A rotina relatada pela trabalhadora

Ao longo da jornada, a varredora dependia de moradores e comerciantes para conseguir usar um banheiro pelo trajeto. Na maioria das vezes, o pedido era negado. Para comer, a opção era sentar em calçadas ou praças, carregando água e alimentos na mochila, junto ao carrinho de lixo.

O próprio representante da empresa confirmou, em depoimento no processo, que banheiros químicos não eram fornecidos aos trabalhadores da equipe. A contratante alegou que oferecia vale-refeição e que havia instalações sanitárias disponíveis no percurso, mas as provas reunidas no processo não sustentaram essa versão.

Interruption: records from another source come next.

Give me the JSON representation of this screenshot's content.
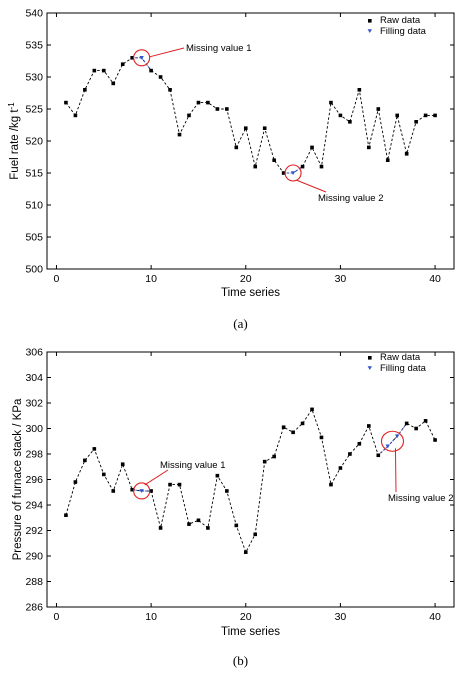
{
  "chart_data": [
    {
      "id": "a",
      "panel_label": "(a)",
      "type": "line",
      "xlabel": "Time series",
      "ylabel": "Fuel rate /kg t",
      "ylabel_sup": "-1",
      "xlim": [
        -1,
        42
      ],
      "ylim": [
        500,
        540
      ],
      "xticks": [
        0,
        10,
        20,
        30,
        40
      ],
      "yticks": [
        500,
        505,
        510,
        515,
        520,
        525,
        530,
        535,
        540
      ],
      "legend": {
        "position": "top-right",
        "raw_label": "Raw data",
        "fill_label": "Filling data"
      },
      "raw_color": "#000000",
      "fill_color": "#3355cc",
      "annotation_color": "#e02020",
      "series": [
        {
          "name": "Raw data",
          "x": [
            1,
            2,
            3,
            4,
            5,
            6,
            7,
            8,
            10,
            11,
            12,
            13,
            14,
            15,
            16,
            17,
            18,
            19,
            20,
            21,
            22,
            23,
            24,
            26,
            27,
            28,
            29,
            30,
            31,
            32,
            33,
            34,
            35,
            36,
            37,
            38,
            39,
            40
          ],
          "y": [
            526,
            524,
            528,
            531,
            531,
            529,
            532,
            533,
            531,
            530,
            528,
            521,
            524,
            526,
            526,
            525,
            525,
            519,
            522,
            516,
            522,
            517,
            515,
            516,
            519,
            516,
            526,
            524,
            523,
            528,
            519,
            525,
            517,
            524,
            518,
            523,
            524,
            524
          ]
        },
        {
          "name": "Filling data",
          "x": [
            9,
            25
          ],
          "y": [
            533,
            515
          ]
        }
      ],
      "annotations": [
        {
          "text": "Missing value 1",
          "x": 9,
          "y": 533,
          "label_side": "right"
        },
        {
          "text": "Missing value 2",
          "x": 25,
          "y": 515,
          "label_side": "below"
        }
      ]
    },
    {
      "id": "b",
      "panel_label": "(b)",
      "type": "line",
      "xlabel": "Time series",
      "ylabel": "Pressure of furnace stack / KPa",
      "ylabel_sup": "",
      "xlim": [
        -1,
        42
      ],
      "ylim": [
        286,
        306
      ],
      "xticks": [
        0,
        10,
        20,
        30,
        40
      ],
      "yticks": [
        286,
        288,
        290,
        292,
        294,
        296,
        298,
        300,
        302,
        304,
        306
      ],
      "legend": {
        "position": "top-right",
        "raw_label": "Raw data",
        "fill_label": "Filling data"
      },
      "raw_color": "#000000",
      "fill_color": "#3355cc",
      "annotation_color": "#e02020",
      "series": [
        {
          "name": "Raw data",
          "x": [
            1,
            2,
            3,
            4,
            5,
            6,
            7,
            8,
            10,
            11,
            12,
            13,
            14,
            15,
            16,
            17,
            18,
            19,
            20,
            21,
            22,
            23,
            24,
            25,
            26,
            27,
            28,
            29,
            30,
            31,
            32,
            33,
            34,
            37,
            38,
            39,
            40
          ],
          "y": [
            293.2,
            295.8,
            297.5,
            298.4,
            296.4,
            295.1,
            297.2,
            295.2,
            295.1,
            292.2,
            295.6,
            295.6,
            292.5,
            292.8,
            292.2,
            296.3,
            295.1,
            292.4,
            290.3,
            291.7,
            297.4,
            297.8,
            300.1,
            299.7,
            300.4,
            301.5,
            299.3,
            295.6,
            296.9,
            298.0,
            298.8,
            300.2,
            297.9,
            300.4,
            300.0,
            300.6,
            299.1
          ]
        },
        {
          "name": "Filling data",
          "x": [
            9,
            35,
            36
          ],
          "y": [
            295.1,
            298.6,
            299.4
          ]
        }
      ],
      "annotations": [
        {
          "text": "Missing value 1",
          "x": 9,
          "y": 295.1,
          "label_side": "above"
        },
        {
          "text": "Missing value 2",
          "x": 35.5,
          "y": 299.0,
          "label_side": "below"
        }
      ]
    }
  ]
}
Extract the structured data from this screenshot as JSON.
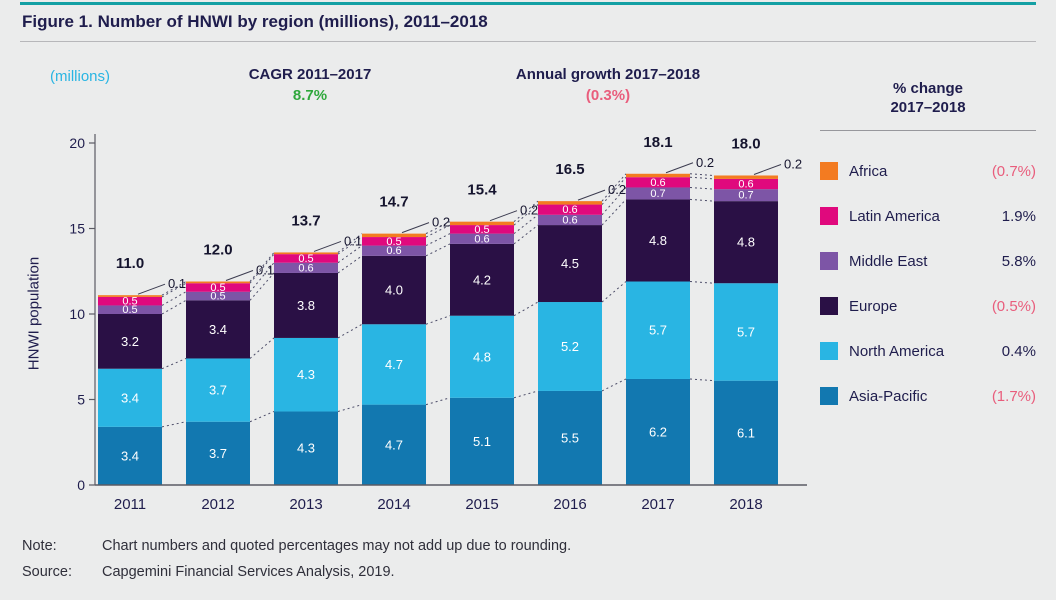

O que a Justiça reconheceu

Para a juíza, deixar funcionários sem instalações sanitárias e sem local para refeição fere padrões mínimos de saúde, higiene e segurança, configurando violação de direitos trabalhistas.

A condenação se baseou no Tema 54 do Incidente de Recursos Repetitivos (IRR) do Tribunal Superior do Trabalho (TST), que autoriza indenização por danos morais a trabalhadores de limpeza de vias públicas nessas condições. A decisão também citou os artigos 186 e 927 do Código Civil e o artigo 5º, incisos V e X, da Constituição Federal.

Na hora de definir o valor, a juíza levou em conta a gravidade da situação, a duração do contrato e a capacidade econômica das partes. A indenização ficou em R$ 4 mil.

A empresa recorreu. O processo aguarda julgamento no Tribunal Regional do Trabalho de Minas Gerais (TRT-MG).